Mr Blackford continued: “Well, of course, words matter and actions matter. The Prime Minister thought that the man who published those words in his magazine was fit for the office of our top diplomat, and he has not stopped there. He has said that Scots should be banned from being Prime Minister—banned from being Prime Minister, Mr Speaker—and that £1 spent in Croydon was worth more than £1 spend in Strathclyde. This is a man who is not fit for office. It has been said, “The ultimate measure of a person is not where they stand in moments of comfort, but where they stand at times of challenge and controversy.” This is a time of challenge, so does the Prime Minister realise that not only is the Member racist, but he is stoking division in communities and has a record of dishonesty?
“He has called Muslim women “letter boxes”, described African people as having “watermelon smiles” and another disgusting slur that I would never dignify by repeating. If that is not racist, I do not know what is. Does the Prime Minister honestly believe that this man is fit for the office of Prime Minister?”
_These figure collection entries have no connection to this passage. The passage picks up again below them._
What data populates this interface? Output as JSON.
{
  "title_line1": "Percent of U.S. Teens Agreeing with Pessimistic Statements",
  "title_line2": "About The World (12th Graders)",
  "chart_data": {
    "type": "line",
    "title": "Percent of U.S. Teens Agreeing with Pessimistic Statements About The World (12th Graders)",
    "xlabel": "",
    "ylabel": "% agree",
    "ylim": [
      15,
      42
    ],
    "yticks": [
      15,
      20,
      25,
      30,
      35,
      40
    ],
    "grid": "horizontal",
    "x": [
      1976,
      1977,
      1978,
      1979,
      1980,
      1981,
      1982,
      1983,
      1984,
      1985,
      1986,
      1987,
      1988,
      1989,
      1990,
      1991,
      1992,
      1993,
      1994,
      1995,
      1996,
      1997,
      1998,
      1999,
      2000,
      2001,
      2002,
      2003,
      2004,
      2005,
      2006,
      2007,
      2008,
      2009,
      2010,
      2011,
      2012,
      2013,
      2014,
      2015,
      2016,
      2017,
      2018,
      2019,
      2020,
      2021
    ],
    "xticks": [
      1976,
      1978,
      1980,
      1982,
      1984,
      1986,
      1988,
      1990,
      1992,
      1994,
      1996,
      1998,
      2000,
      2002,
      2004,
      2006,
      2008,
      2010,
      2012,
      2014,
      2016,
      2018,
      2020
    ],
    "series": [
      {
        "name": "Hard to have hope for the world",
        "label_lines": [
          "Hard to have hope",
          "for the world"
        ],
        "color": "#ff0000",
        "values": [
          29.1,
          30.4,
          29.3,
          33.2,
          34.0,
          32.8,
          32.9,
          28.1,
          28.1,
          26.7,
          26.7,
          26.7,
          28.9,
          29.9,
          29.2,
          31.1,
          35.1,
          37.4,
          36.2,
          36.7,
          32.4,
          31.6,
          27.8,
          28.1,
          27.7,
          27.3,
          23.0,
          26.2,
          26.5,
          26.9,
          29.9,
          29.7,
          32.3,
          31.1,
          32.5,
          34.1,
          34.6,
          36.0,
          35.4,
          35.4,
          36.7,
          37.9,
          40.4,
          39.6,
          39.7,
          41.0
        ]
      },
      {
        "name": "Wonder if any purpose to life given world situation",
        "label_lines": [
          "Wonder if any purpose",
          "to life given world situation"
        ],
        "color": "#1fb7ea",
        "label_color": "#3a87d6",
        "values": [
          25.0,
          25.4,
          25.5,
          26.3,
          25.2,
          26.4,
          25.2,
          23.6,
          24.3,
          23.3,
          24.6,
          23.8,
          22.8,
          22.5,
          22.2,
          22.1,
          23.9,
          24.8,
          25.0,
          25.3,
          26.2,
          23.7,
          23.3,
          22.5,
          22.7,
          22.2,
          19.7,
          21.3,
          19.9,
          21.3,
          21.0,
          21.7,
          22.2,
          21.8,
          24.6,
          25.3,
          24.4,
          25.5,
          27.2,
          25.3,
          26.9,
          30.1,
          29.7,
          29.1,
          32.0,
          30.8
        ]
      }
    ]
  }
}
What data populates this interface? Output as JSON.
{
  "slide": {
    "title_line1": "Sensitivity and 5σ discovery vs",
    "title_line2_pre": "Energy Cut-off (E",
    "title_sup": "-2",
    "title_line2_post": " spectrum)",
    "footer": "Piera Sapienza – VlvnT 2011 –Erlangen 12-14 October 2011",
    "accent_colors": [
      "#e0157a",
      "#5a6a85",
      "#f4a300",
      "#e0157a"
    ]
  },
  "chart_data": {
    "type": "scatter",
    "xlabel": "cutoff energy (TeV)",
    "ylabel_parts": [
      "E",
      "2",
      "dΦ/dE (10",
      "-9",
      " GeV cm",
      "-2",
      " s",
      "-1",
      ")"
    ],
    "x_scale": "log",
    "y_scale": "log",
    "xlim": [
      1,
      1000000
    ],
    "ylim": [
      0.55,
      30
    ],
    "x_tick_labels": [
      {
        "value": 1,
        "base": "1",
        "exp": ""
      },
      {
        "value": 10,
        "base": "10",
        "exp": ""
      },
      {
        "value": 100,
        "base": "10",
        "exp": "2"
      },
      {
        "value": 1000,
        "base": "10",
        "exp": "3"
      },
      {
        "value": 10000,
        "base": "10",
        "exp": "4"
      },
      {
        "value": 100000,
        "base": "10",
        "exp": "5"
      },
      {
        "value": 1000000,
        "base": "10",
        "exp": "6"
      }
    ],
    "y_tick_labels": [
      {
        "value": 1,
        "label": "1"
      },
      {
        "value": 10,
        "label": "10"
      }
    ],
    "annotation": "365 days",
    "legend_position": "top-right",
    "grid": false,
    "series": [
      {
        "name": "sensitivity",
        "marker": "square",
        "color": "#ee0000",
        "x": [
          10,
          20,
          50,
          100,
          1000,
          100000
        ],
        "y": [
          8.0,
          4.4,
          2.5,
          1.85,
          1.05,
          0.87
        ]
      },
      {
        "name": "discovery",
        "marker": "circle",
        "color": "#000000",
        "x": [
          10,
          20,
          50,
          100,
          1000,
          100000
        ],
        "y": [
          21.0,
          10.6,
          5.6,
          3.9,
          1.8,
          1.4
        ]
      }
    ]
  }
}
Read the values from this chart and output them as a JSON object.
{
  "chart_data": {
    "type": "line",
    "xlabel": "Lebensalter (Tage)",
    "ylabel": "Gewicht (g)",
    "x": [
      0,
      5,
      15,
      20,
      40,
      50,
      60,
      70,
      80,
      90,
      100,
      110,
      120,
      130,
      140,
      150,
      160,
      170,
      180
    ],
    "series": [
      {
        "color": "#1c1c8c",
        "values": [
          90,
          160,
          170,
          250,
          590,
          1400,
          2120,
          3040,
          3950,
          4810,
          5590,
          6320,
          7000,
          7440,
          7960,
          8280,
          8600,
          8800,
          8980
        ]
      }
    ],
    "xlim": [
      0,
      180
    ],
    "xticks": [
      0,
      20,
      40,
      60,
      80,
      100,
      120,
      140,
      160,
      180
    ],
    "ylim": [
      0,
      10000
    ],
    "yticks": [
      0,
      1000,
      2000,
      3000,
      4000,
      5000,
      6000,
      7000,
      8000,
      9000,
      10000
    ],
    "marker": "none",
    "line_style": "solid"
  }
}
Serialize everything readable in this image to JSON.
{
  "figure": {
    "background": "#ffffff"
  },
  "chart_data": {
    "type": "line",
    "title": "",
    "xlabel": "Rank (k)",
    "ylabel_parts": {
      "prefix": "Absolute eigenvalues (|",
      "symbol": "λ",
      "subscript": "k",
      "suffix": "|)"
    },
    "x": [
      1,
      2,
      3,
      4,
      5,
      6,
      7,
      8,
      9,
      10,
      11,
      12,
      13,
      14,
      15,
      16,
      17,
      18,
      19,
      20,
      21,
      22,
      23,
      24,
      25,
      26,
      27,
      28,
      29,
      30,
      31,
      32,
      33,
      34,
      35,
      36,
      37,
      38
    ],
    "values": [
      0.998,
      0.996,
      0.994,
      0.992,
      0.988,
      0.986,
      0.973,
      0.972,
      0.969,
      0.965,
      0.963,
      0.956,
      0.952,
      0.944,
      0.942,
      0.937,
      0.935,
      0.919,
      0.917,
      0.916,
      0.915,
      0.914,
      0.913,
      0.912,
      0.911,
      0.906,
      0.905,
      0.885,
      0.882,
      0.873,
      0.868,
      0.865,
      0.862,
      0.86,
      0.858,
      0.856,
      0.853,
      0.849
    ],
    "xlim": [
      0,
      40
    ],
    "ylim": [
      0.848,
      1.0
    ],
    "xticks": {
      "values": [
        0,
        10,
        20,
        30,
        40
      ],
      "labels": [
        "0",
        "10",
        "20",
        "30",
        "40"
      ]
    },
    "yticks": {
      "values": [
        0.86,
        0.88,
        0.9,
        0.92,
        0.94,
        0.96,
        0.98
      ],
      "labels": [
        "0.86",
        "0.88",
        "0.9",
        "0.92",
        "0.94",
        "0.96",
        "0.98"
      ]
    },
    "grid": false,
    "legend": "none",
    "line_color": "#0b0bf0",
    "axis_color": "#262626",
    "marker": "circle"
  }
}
All of the factual information in his questions was accurate.
And although Mr Blackford was accused of using un-Parliamentary language, Commons Speaker John Bercow restricted himself to saying Mr Blackford should have notified Mr Johnson of his intention to make this accusation in advance (he said he had). Later, in response to a point of order, Mr Bercow added: “I think it would be wise for colleagues to bear in mind the general principle that one does not impute dishonour to another Member. That is the first point.
“I think it would be appropriate, in the remaining weeks before the summer recess and before a new leader of the governing party takes office, to have some regard to that for which the Prime Minister is responsible. She is responsible for her own policies and for the conduct of her Government and their administration of their affairs, and it is important that questions should be put with that overarching consideration and ambit of responsibility in mind.”
These are all fair points, with regard to Parliamentary procedure. But the question had been asked – in front of packed Conservative benches – and Theresa May could only answer that “I believe that any future Conservative Prime Minister will be better for Scotland than the Scottish Nationalist Party”.
So, if Mr Johnson does become prime minister, his racism has already won endorsement from his immediate forerunner.
And what about all those Conservatives who heard the question and were then called to vote in the third round of their party’s leader election? More than one-third of these MPs voted for Mr Johnson yesterday (June 18), but could reasonably have excused themselves from any accusation of endorsing racism by saying they did not know about Mr Johnson’s actions.
Today they will have no such excuse.
So, if Mr Johnson wins as many votes in the third round, anyone wishing to accuse a Conservative MP of endorsing racism will have at least a one-in-three chance of being right. It wouldn’t be more accurate because it is, of course, a secret ballot.
But the more votes Mr Johnson gets, the more likely a Conservative MP is to be tarred as a supporter of racism and racist comments.
So the results – when they are announced – should make interesting reading!